Burdur Atatürkçü Düşünce Derneği tarafından davet edilen İstanbul eski Baro Başkanı Ümit Kocabakal, kalabalık bir topluluğa salon konuşması yaptı.

   Değerli Burdur halkı, daha önce yetkililer tarafından benim toplantıma tahsis edilen salonun sizleri almayacağını tahmin eden görevlilerin sizlerin teveccühü göstermesinden dolayı bu büyücek salona almak sureti ile sorunu çözen Belediye yetkililerine teşekkür ediyorum. Ancak sizlerin bana gösterdiğiniz teveccühten dolayı da en büyük teşekkürü sizler hak ediyorsunuz.

Ülkemiz de bir şeyler yapmak için ille de makam mevki koltuk sahibi olmanız gerekmiyor ben şu anda emekli bir “Baro Başkanıyım” ben Ümit Kocasakal olarak sizlere bir söz vermiştim ve kendimce yerine getiriyorum. Şu anda Türkiye’nin her şeyden önce bir şeye ihtiyacı vardır. Bu sözcük olarak da böylesi bir şekilde ifade edilir. Yurttaşlık, ben kendime de Yurttaş Ümit Kocasakal olarak addediyorum. Bizleri birleştirecek olan ana kavram “Yurttaşlıktır’ çünkü burada etnik farklılıkların mezhep farklılıklarının ve kadınlarımızın başının açık veya kapalı olmasının önemi yoktur. Herkes bu ülkenin özgür yurttaşıdır.

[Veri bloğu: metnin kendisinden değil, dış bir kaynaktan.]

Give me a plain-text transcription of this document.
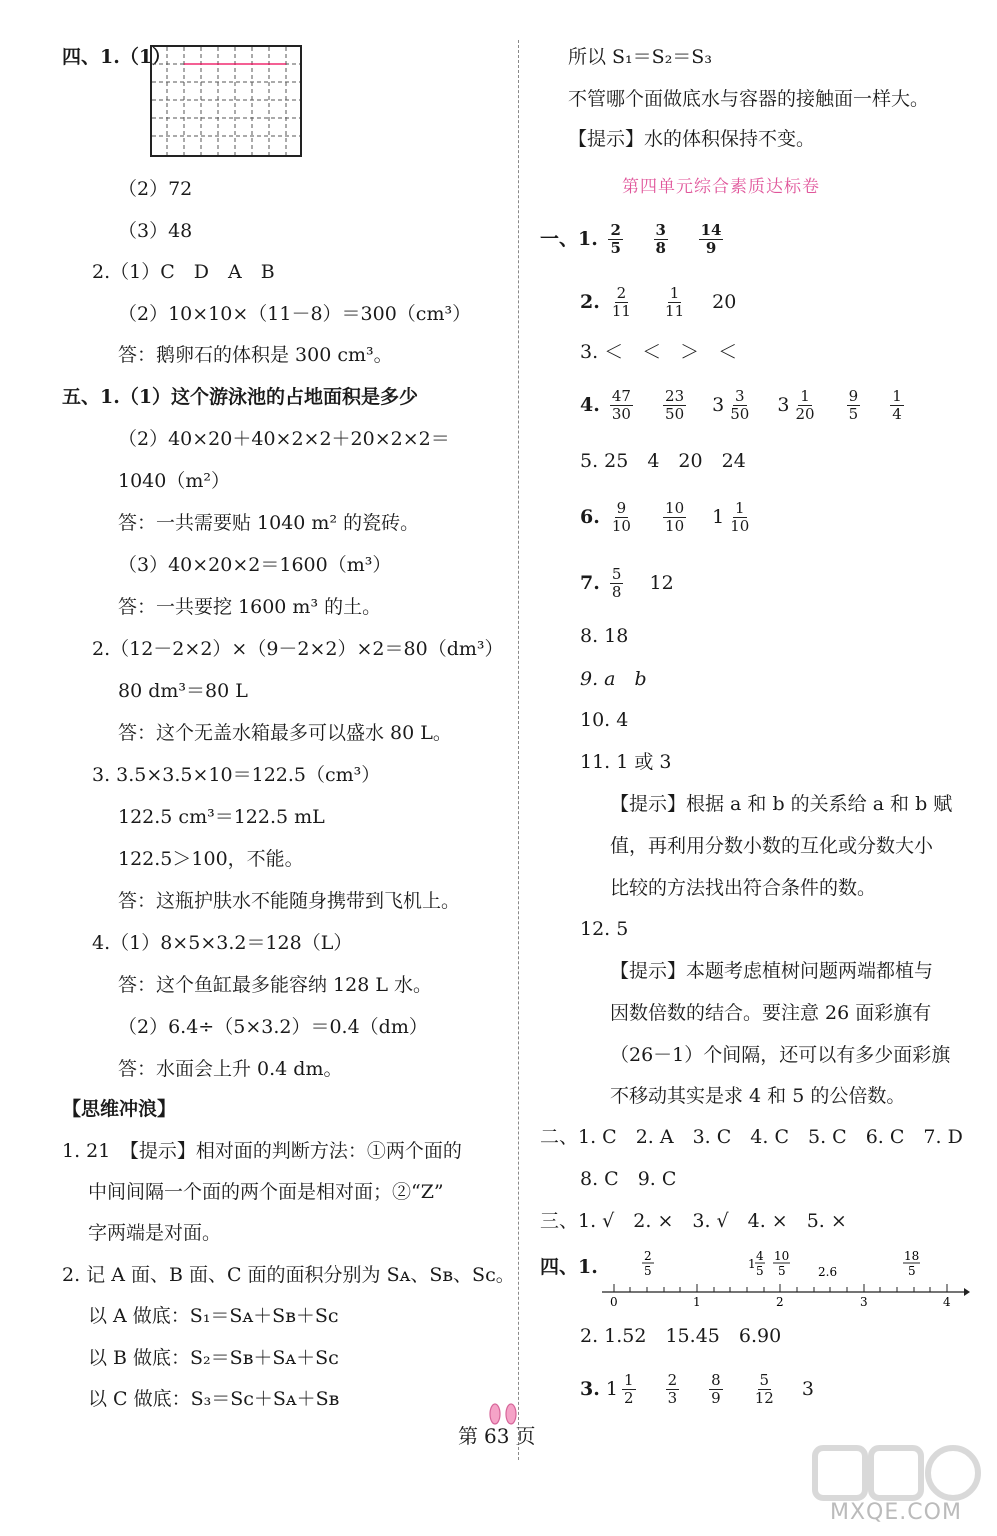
四、1.（1）
（2）72
（3）48
2.（1）C　D　A　B
（2）10×10×（11－8）＝300（cm³）
答：鹅卵石的体积是 300 cm³。
五、1.（1）这个游泳池的占地面积是多少
（2）40×20＋40×2×2＋20×2×2＝
1040（m²）
答：一共需要贴 1040 m² 的瓷砖。
（3）40×20×2＝1600（m³）
答：一共要挖 1600 m³ 的土。
2.（12－2×2）×（9－2×2）×2＝80（dm³）
80 dm³＝80 L
答：这个无盖水箱最多可以盛水 80 L。
3. 3.5×3.5×10＝122.5（cm³）
122.5 cm³＝122.5 mL
122.5＞100，不能。
答：这瓶护肤水不能随身携带到飞机上。
4.（1）8×5×3.2＝128（L）
答：这个鱼缸最多能容纳 128 L 水。
（2）6.4÷（5×3.2）＝0.4（dm）
答：水面会上升 0.4 dm。
【思维冲浪】
1. 21　【提示】相对面的判断方法：①两个面的
中间间隔一个面的两个面是相对面；②“Z”
字两端是对面。
2. 记 A 面、B 面、C 面的面积分别为 Sᴀ、Sʙ、Sᴄ。
以 A 做底：S₁＝Sᴀ＋Sʙ＋Sᴄ
以 B 做底：S₂＝Sʙ＋Sᴀ＋Sᴄ
以 C 做底：S₃＝Sᴄ＋Sᴀ＋Sʙ
所以 S₁＝S₂＝S₃
不管哪个面做底水与容器的接触面一样大。
【提示】水的体积保持不变。
第四单元综合素质达标卷
一、1. $\frac{2}{5}$
$\frac{3}{8}$
$\frac{14}{9}$
2. $\frac{2}{11}$
$\frac{1}{11} 20$
3. ＜　＜　＞　＜
4. $\frac{47}{30}$
$\frac{23}{50} 3 \frac{3}{50} 3 \frac{1}{20}$
$\frac{9}{5}$
$\frac{1}{4}$
5. 25　4　20　24
6. $\frac{9}{10}$
$\frac{10}{10} 1 \frac{1}{10}$
7. $\frac{5}{8} 12$
8. 18
9. a　b
10. 4
11. 1 或 3
【提示】根据 a 和 b 的关系给 a 和 b 赋
值，再利用分数小数的互化或分数大小
比较的方法找出符合条件的数。
12. 5
【提示】本题考虑植树问题两端都植与
因数倍数的结合。要注意 26 面彩旗有
（26－1）个间隔，还可以有多少面彩旗
不移动其实是求 4 和 5 的公倍数。
二、1. C　2. A　3. C　4. C　5. C　6. C　7. D
8. C　9. C
三、1. √　2. ×　3. √　4. ×　5. ×
四、1.
0	1	2	3	4
2
5	1
4
5
10
5	2.6
18
5
2. 1.52　15.45　6.90
3. $1 \frac{1}{2}$
$\frac{2}{3}$
$\frac{8}{9}$
$\frac{5}{12} 3$
第 63 页
MXQE.COM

  Emperyalizmin Türkiye’deki en büyük en köklü oyunu da budur. Bu gün burada sizlere biraz bunların neler olduğundan bahsedeceğim. Vatan şairimiz Mehmet Akif Ersoy’un bir sözünü hatırlatarak sizlere anlatmaya devam edeceğim. Kendisi demiştir ki “Allah bu millete bir daha istiklal marşı yazdırmasın” demiştir. Çok önemli bir saptamadır. Bunun anlamı; her yerde söylüyorum “Biz bu ülkeyi emlak ofisi veya buna benzer bir yerden satın almadık.” Vatan denilen şey bir arsa değildir. Vatan kanla sulanmış büyük bir mücadele ile bir yerlere getirilmiş kutsal bir yurttur.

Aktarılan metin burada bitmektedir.